Six year-old Yuki Tachibana sees and hears things his classmates never do; the bizarre forms and whispering voices of the strange, supernatural creatures that secretly inhabit his elementary school. Despite the fact that this dubious gift has made him an outcast from his fellow students he seems quietly accepting of his place – that is until he finds the always-empty seat next to him occupied by transfer student Makoto Suzuki, whose attempts to befriend him coincide with the arrival of the ‘others’ – a second group of spirits vying for control of the cold, decaying school building.

Over the last couple of decades Taiyo Matsumoto has justifiably gained a following as one of Japan’s most talented and intellectually challenging mangaka, with his critically acclaimed story of homeless street fighting children Tekkonkinkreet: Black and White not only cementing his reputation in the west but also spawning a lavish, high budget big screen adaption courtesy of influential anime producers Studio 4°C. While both Tekkonkinkreet and this latest work of his look at the perception of reality from the viewpoints of children labelled as ‘special’ or even ‘disturbed’, GoGo Monster is perhaps even vaguer and less direct than it’s predecessor, and as a result is arguably even more powerful for it.

At first glance the subject matter coupled with Matsumoto’s enthralling yet gloomy artwork gives the impression of a near-generic Japanese horror story, but in truth it’s surprisingly closer to a gently paced, psychological mystery. Up until the final pages the reader is left guessing as to whether they are enjoying a supernatural tale or a study of delusion and imagination. Scattered throughout the book are possible clues and red herrings, from the schoolyard rumours of teacher suicides to flight path roars of the passing airliners that rhythmically interrupt the flow of the panels. Are any of these significant? Again Matsumoto refuses to answer his readers, instead leaving them with a desire to flip back and re-scan previous pages in an attempt to piece their own interpretation together.
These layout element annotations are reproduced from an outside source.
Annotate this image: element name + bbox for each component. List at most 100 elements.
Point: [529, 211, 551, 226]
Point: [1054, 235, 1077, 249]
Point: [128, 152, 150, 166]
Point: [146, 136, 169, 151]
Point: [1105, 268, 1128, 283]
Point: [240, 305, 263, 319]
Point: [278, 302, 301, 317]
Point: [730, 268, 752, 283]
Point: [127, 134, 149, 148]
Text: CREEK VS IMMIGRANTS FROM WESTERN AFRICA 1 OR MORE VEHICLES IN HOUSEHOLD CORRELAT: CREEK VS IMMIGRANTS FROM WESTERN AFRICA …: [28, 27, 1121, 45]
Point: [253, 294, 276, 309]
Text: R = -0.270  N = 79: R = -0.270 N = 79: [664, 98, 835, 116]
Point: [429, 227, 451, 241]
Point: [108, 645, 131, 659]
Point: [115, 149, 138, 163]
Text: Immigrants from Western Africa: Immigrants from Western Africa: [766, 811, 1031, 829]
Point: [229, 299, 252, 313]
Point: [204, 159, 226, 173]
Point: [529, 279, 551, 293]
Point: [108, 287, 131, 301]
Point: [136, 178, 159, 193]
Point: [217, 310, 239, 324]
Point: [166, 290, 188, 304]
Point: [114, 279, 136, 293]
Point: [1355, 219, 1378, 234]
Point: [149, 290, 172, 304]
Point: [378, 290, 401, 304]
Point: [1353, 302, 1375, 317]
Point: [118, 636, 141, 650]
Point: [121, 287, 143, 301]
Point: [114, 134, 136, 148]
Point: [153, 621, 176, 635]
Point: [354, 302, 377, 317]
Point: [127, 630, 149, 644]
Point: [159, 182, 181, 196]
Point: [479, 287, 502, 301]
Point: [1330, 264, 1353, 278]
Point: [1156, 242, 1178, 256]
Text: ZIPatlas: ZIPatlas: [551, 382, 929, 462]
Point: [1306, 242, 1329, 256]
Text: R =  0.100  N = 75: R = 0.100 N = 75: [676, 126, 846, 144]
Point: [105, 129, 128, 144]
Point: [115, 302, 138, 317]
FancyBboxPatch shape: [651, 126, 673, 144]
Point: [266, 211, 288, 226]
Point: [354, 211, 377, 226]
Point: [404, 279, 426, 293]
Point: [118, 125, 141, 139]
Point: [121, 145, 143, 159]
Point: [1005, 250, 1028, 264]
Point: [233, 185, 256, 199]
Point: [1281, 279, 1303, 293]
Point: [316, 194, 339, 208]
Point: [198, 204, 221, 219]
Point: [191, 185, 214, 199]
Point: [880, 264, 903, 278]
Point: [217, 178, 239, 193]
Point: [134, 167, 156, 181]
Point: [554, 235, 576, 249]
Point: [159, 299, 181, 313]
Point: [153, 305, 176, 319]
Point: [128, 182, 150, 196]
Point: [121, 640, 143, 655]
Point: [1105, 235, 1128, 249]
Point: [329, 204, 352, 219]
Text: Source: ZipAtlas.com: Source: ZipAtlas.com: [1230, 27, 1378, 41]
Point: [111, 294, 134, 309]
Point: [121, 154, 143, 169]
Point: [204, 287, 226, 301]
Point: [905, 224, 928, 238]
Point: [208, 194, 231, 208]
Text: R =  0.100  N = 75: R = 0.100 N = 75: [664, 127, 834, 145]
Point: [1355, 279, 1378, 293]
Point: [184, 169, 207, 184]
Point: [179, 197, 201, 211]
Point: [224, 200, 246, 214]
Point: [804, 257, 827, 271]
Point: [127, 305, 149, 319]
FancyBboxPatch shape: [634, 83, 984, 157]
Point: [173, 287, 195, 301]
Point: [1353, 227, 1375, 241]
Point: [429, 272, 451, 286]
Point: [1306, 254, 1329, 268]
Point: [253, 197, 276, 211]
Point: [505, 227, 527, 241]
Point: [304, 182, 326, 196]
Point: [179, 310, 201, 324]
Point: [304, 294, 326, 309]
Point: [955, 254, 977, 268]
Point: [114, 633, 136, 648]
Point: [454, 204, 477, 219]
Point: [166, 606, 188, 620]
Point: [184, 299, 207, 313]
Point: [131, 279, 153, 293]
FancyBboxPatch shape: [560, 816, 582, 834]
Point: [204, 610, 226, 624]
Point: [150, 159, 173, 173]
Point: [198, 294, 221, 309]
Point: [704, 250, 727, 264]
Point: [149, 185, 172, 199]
Certainly one reading it is easy to come away from with is that it is a study of Yuki’s possible autism.  The way he is ostracised from his classmates is both skilfully depicted and moving, and watching newcomer Makoto’s attempts to befriend him whilst also fit in with the other students is heartbreakingly familiar to anyone that’s struggled to communicate with a severely autistic child. Throughout the story Makoto seems torn between wanting to believe his new friend and trying to convince him to accept reality, while Yuki himself remains convinced of what he sees and hears despite wanting to embrace this new human contact. Perhaps this conflict is manifesting itself in the emerging struggle between rival spirits that Yuki perceives and obsesses over  – but again Matsumoto refuses to spell it out, leaving a number of interpretations open.

With this in mind, it’s also easy to view GoGo Monster as an examination of one of manga’s most prevalent and played out archetypes – the ‘supernaturally sensitive child’. Even if this isn’t Matsumoto’s expressed intention it’s a chilling and fascinating look at what has become a generic staple of Japanese literature, film and manga since centuries old yokai folk stories.

While western comics and graphic novels largely split the work of artist and writer between at least two individuals, the tradition continues in Japan of the mangaka creator taking both roles. Too often the failings of this way of working become apparent in either lack-lustre artwork or – more usually – in generic plotlines, but when both excel it hammers home to talent of the creator. GoGo Monster fortunately falls into this exclusive latter bracket, with Matsumoto’s artwork being a joy to pour over, each panel conveying the childish humanity of his protagonists, the sparse intimidation of school corridors and awkward chaos of the playground. At times it takes on a hallucinatory edge, from subtle images hidden within other to full-on trips of the imagination. Coupled with the fantastic quality of Viz’s print of the English translation – I weighty hardback in a handsome slipcase – it’s a perfect example of manga as a mature, desirable art form, and a perfect introduction to one if it’s most important and talented creators.